Patrice Talon se présente aux Béninois comme un futur président de transition et de réformes. Il veut changer le modèle politique et refonder l'administration pour gagner la compétition du développement économique. Sa démarche est engageante : réussir à briser les chaînes de l'inertie.

Rétablir un état respectueux des principes de la démocratie

Sur le volet constitutionnel, le mandat unique de 7 ans sera un véritable sujet de débats. Ce que ne souligne pas M. Talon, c'est que cette réforme ne saurait s'appliquer à son éventuel premier mandat de 5 ans. Sur le rééquilibrage des pouvoirs, c'est une attente forte, notamment pour ce qui est de l'indépendance de la justice et de la gestion de l'accès aux médias. Le renforcement des pouvoirs de contrôle du Parlement et d'une Cour des comptes séduit indubitablement les hérauts de la bonne gouvernance. Reste à savoir si le chef de l'État saura pousser la rationalisation jusqu'à l'encadrement des nominations et la gestion des nombreux conflits d'intérêts qui minent la confiance entre politiques et populations. Il est également dommage que l'épineuse question de la gestion et du contrôle de l'exécution des marchés publics soit occultée.

Dynamiser les secteurs créateurs de richesse et d'emplois

Curieusement, la plateforme programmatique de Patrice Talon développe assez superficiellement les questions de développement économique. Une grande place est accordée à l'économie réelle (agriculture, artisanat, services), mais sans une vision d'ensemble suffisamment développée quant à la gestion des grands agrégats.
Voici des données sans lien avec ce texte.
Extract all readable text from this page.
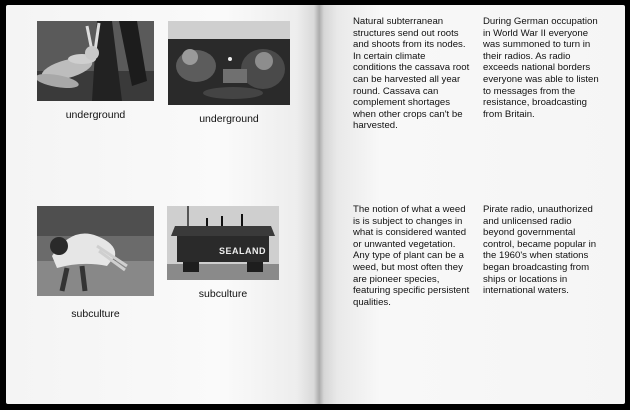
underground	underground
subculture
SEALAND
subculture

Natural subterranean structures send out roots and shoots from its nodes. In certain climate conditions the cassava root can be harvested all year round. Cassava can complement shortages when other crops can't be harvested.

During German occupation in World War II everyone was summoned to turn in their radios. As radio exceeds national borders everyone was able to listen to messages from the resistance, broadcasting from Britain.

The notion of what a weed is is subject to changes in what is considered wanted or unwanted vegetation. Any type of plant can be a weed, but most often they are pioneer species, featuring specific persistent qualities.

Pirate radio, unauthorized and unlicensed radio beyond governmental control, became popular in the 1960's when stations began broadcasting from ships or locations in international waters.
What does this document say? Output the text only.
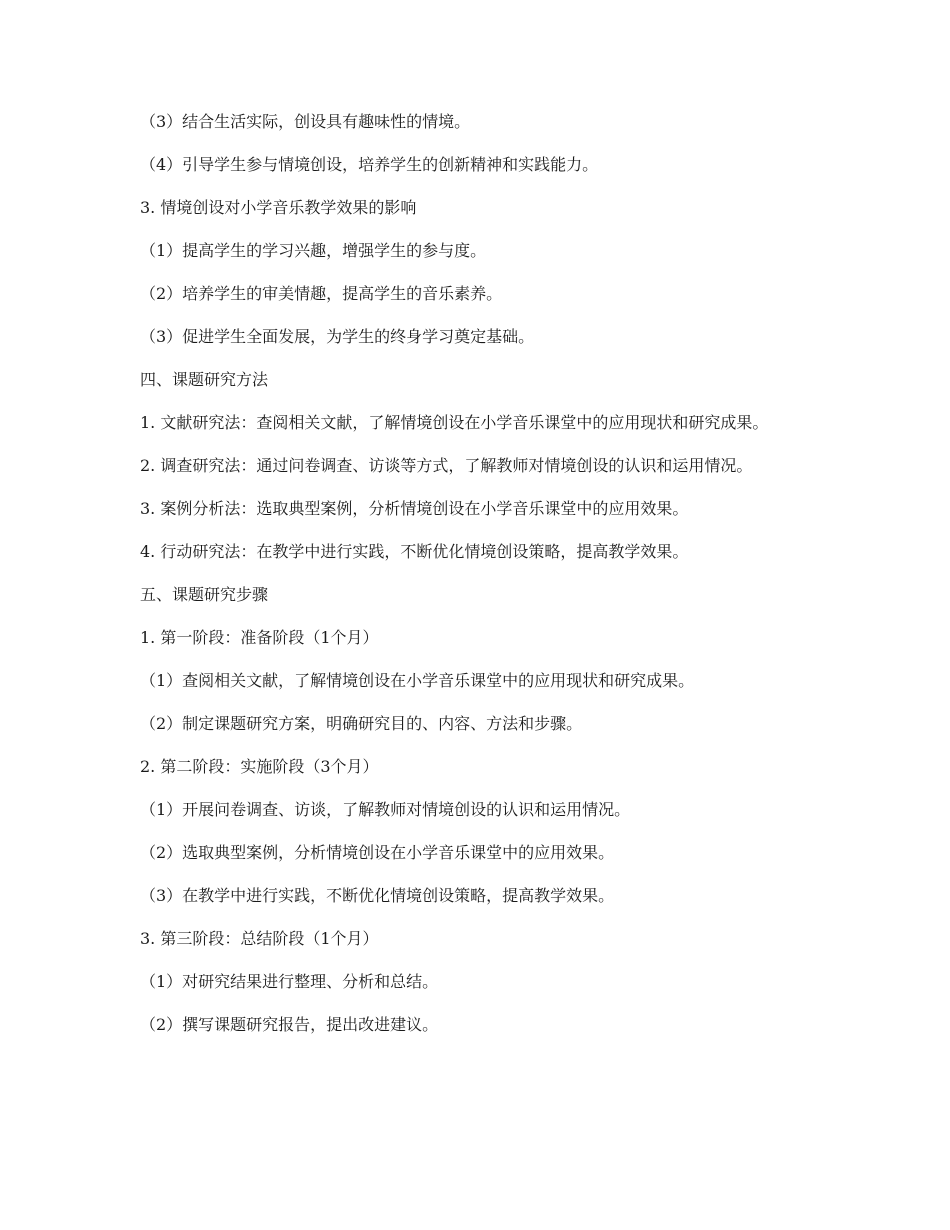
（3）结合生活实际，创设具有趣味性的情境。

（4）引导学生参与情境创设，培养学生的创新精神和实践能力。

3. 情境创设对小学音乐教学效果的影响

（1）提高学生的学习兴趣，增强学生的参与度。

（2）培养学生的审美情趣，提高学生的音乐素养。

（3）促进学生全面发展，为学生的终身学习奠定基础。

四、课题研究方法

1. 文献研究法：查阅相关文献，了解情境创设在小学音乐课堂中的应用现状和研究成果。

2. 调查研究法：通过问卷调查、访谈等方式，了解教师对情境创设的认识和运用情况。

3. 案例分析法：选取典型案例，分析情境创设在小学音乐课堂中的应用效果。

4. 行动研究法：在教学中进行实践，不断优化情境创设策略，提高教学效果。

五、课题研究步骤

1. 第一阶段：准备阶段（1个月）

（1）查阅相关文献，了解情境创设在小学音乐课堂中的应用现状和研究成果。

（2）制定课题研究方案，明确研究目的、内容、方法和步骤。

2. 第二阶段：实施阶段（3个月）

（1）开展问卷调查、访谈，了解教师对情境创设的认识和运用情况。

（2）选取典型案例，分析情境创设在小学音乐课堂中的应用效果。

（3）在教学中进行实践，不断优化情境创设策略，提高教学效果。

3. 第三阶段：总结阶段（1个月）

（1）对研究结果进行整理、分析和总结。

（2）撰写课题研究报告，提出改进建议。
Peut-être une stratégie, sans doute un manquement tant nous restons soumis aux critères de convergence régionaux et d'intervention des partenaires étrangers.
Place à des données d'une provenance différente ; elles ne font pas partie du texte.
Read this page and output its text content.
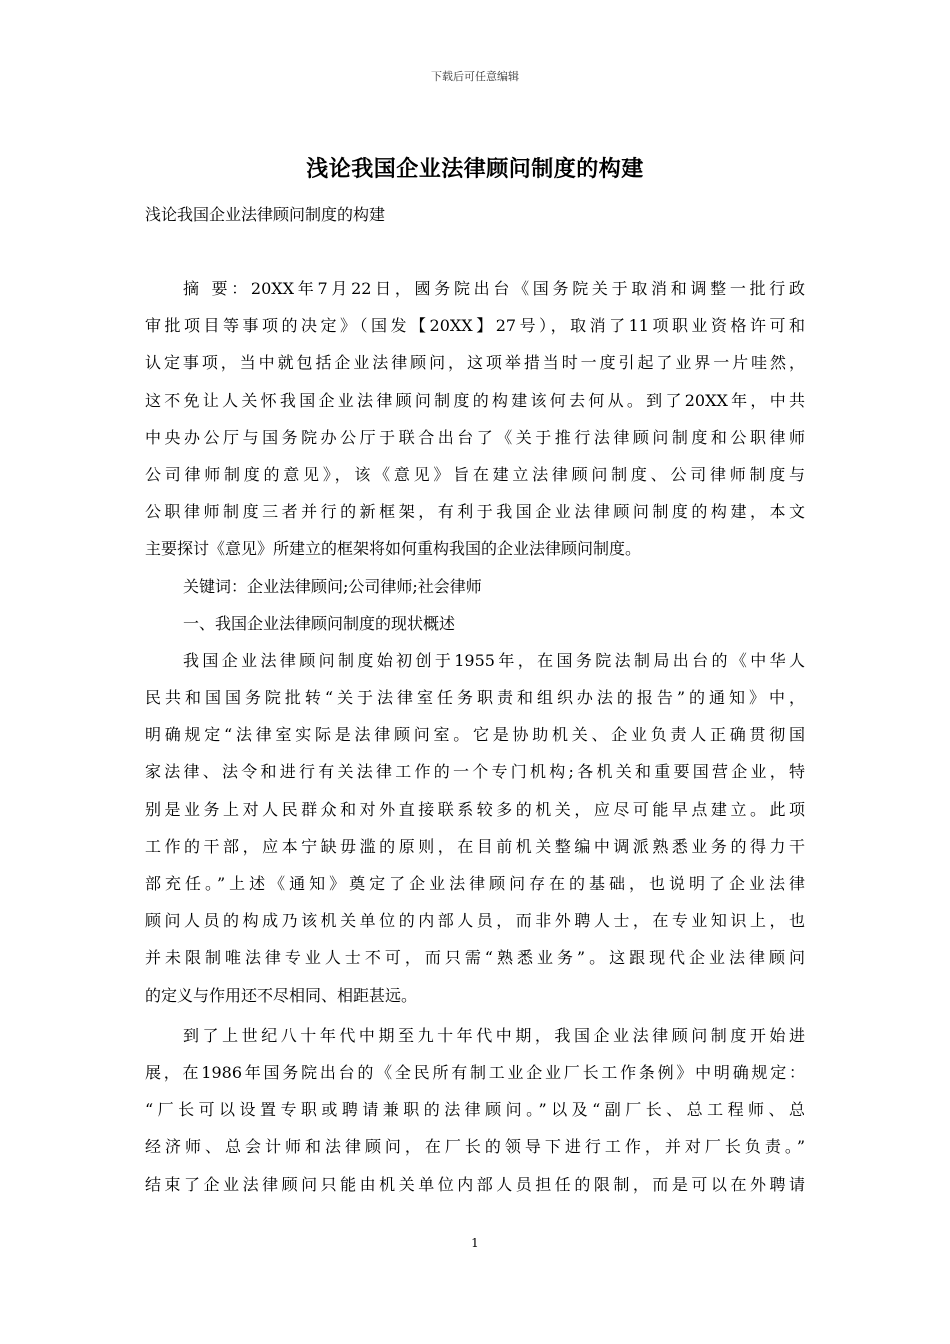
下载后可任意编辑
浅论我国企业法律顾问制度的构建
浅论我国企业法律顾问制度的构建
摘 要：20XX年7月22日，國务院出台《国务院关于取消和调整一批行政
审批项目等事项的决定》（国发【20XX】27号），取消了11项职业资格许可和
认定事项，当中就包括企业法律顾问，这项举措当时一度引起了业界一片哇然，
这不免让人关怀我国企业法律顾问制度的构建该何去何从。到了20XX年，中共
中央办公厅与国务院办公厅于联合出台了《关于推行法律顾问制度和公职律师
公司律师制度的意见》，该《意见》旨在建立法律顾问制度、公司律师制度与
公职律师制度三者并行的新框架，有利于我国企业法律顾问制度的构建，本文
主要探讨《意见》所建立的框架将如何重构我国的企业法律顾问制度。
关键词：企业法律顾问;公司律师;社会律师
一、我国企业法律顾问制度的现状概述
我国企业法律顾问制度始初创于1955年，在国务院法制局出台的《中华人
民共和国国务院批转“关于法律室任务职责和组织办法的报告”的通知》中，
明确规定“法律室实际是法律顾问室。它是协助机关、企业负责人正确贯彻国
家法律、法令和进行有关法律工作的一个专门机构;各机关和重要国营企业，特
别是业务上对人民群众和对外直接联系较多的机关，应尽可能早点建立。此项
工作的干部，应本宁缺毋滥的原则，在目前机关整编中调派熟悉业务的得力干
部充任。”上述《通知》奠定了企业法律顾问存在的基础，也说明了企业法律
顾问人员的构成乃该机关单位的内部人员，而非外聘人士，在专业知识上，也
并未限制唯法律专业人士不可，而只需“熟悉业务”。这跟现代企业法律顾问
的定义与作用还不尽相同、相距甚远。
到了上世纪八十年代中期至九十年代中期，我国企业法律顾问制度开始进
展，在1986年国务院出台的《全民所有制工业企业厂长工作条例》中明确规定：
“厂长可以设置专职或聘请兼职的法律顾问。”以及“副厂长、总工程师、总
经济师、总会计师和法律顾问，在厂长的领导下进行工作，并对厂长负责。”
结束了企业法律顾问只能由机关单位内部人员担任的限制，而是可以在外聘请
1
Investir massivement en priorisant cinq filières agricoles (coton, maïs, riz, ananas, anacarde) pour une agriculture moderne et de grande envergure qui sera le principal levier de notre développement économique. Les pôles de spécialisation agricole répondent à la nécessité de développer une économie locale qui assure l'autosuffisance, apporte un revenu décent, sert l'activité industrielle et permet l'exportation. Il faudra toutefois que le candidat précise le mode de gestion de ces pôles et le rôle dévolu aux petits exploitants afin d'éviter un développement agricole par le haut sans grand impact sociocommunautaire. On regrettera aussi la faiblesse de l'approche développement durable.

Que retenir ?

Le programme de Patrice Talon propose pour chaque sujet un diagnostic et des solutions. Il y a un chiffrage et souvent un chronogramme. Les méthodes de management issues du secteur privé semblent parties pour intégrer l'environnement gouvernemental. Mais quid de la réforme de l'administration ? Quid du dialogue social ? Globalement, « Le Nouveau Départ » pèche également sur les volets Décentralisation et gestion du secteur informel. Deux sujets de grande importance.

Les Béninois pourront se faire une idée plus précise et dans le détail des deux programmes, lors du débat inédit sur la chaîne nationale entre les deux hommes, le 17 mars prochain.

* Lionel Kpenou-Chobli est analyste, et directeur associé au sein du cabinet d'intelligence économique Optimum Consulting.